The famous Stephanus edition which has served as the universal reference for all other editions of Plato's writing since its publication
Platonis opera quae extant omnia [3 vols]
PLATO. Platonis opera quae extant omnia. (The Complete Works of Plato) [Title also in Greek], Henr. Stephani, [Geneva], 1578. First Greek/Latin Edition.
Volume 1: TP + 16 unnumbered leaves [handwritten replacement preliminaries circa 18th c = Dedication to Queen Elizabeth + Studioso Lectori + Platone Epigrammata] + Catalogus Dialogorum + half title (with first page of text - unnumbered - on the verso) + 1 469 + 471 + 471 542.
Volume 2: Half-title + blank leaf lettered AA.i. + 3 unnumbered leaves [printed replacement preliminaries circa 18th c. = Dedication to King James the Sixth of Scotland (later James the First of England) + Two Poems] + 3-701 + 672 673 + 704 992.
Volume 3: Half-title + 3 unnumbered leaves [handwritten replacement preliminaries circa 18th c. = Dedication to the Republic of Bern + Poem] + AAAA.i. = Contents Page + 3-374 + 375 + 368 + 377-416 + 1-139; Folio.
"A great Renaissance author and scholar as well as a member of one of Europe's most illustrious families of printers, Henri Estienne II himself edited his grand Plato, for which he commissioned a new Latin translation by Jean de Serres. Together with his monumental 1572 Thesaurus graecae linguae, the lavish Plato was responsible, according to Schreiber, for securing both Estienne's scholarly reputation and his financial ruin" (Garden Ltd., #40). First Greek/Latin edition, printed in parallel text with translation and commentary by Jean de Serres, noted French historian and advisor to King Henry IV during the reformation. The famous Stephanus edition which has served as the universal reference system for all other editions of Plato's writing since its publication. (In every translation of Plato there are small numbers in the margin which refer to the pagination in this edition affording scholars the opportunity to cross-reference each other's work in any language - they are called the "Stephanus numbers." For example, Socrates major speech in the Symposium completes at 212c). *Some preliminary pages (dedication, poems, etc.) are not original, but, rather, were printed and inserted sometime in the 18th century. Because the preliminary pages included dedications to Queen Elizabeth, copies of the Stephanus Plato circulating in countries hostile to the throne at the time of publication (1578) often had these pages removed. Some copies of the Stephanus Plato have appeared at auction lacking preliminaries altogether. In 2008, Sokol Books, Ltd., catalogued the missing prelims: their absence is the works most common defect. Others (like this copy) had the preliminaries replaced sometimes by hand, other times by a local printer once relations with England had improved. This is one of those rare copies with replacements. Thus, not only is this an important and rare antiquarian book (The Stephanus Plato!), but also an important historical artifact given its unique history and provenance.

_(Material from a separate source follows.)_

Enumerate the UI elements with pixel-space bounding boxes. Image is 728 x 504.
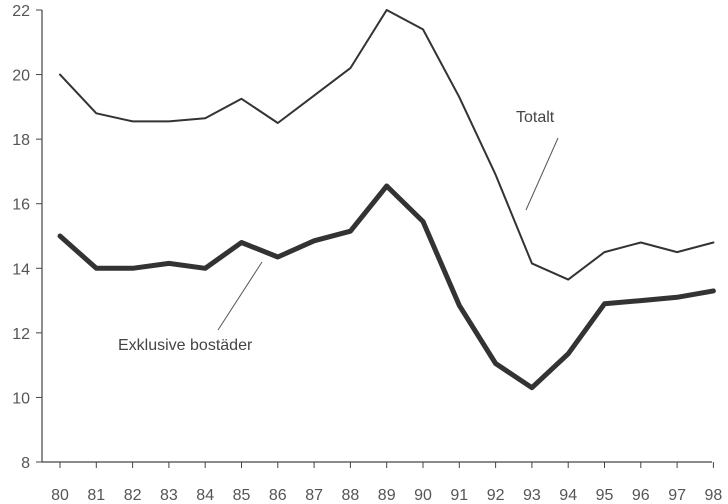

CONDITION: Very Good+ in uniformly bound, contemporary (possibly early 17th c.) vellum with manuscript lettering to spines. Minor repairs to vellum on head and heel of spine, mostly on volume 3. Expert old paper repairs to title page of volume I, and half-titles of vols. II & III, with bookplates on all three pastedowns: Inter Libros Josephi Mariae Parascandolo, Antecessoris Regii A.L.N., of Naples. Woodcut-engraved printers vignette on title, woodcut-engraved decorated initials, head-pieces, & tail-pieces. Large paper (15 x 10). Handwritten and printed preliminaries replaced sometime in the 18th c. A tightly bound, historically important copy of one of the most important books in the history of philosophy.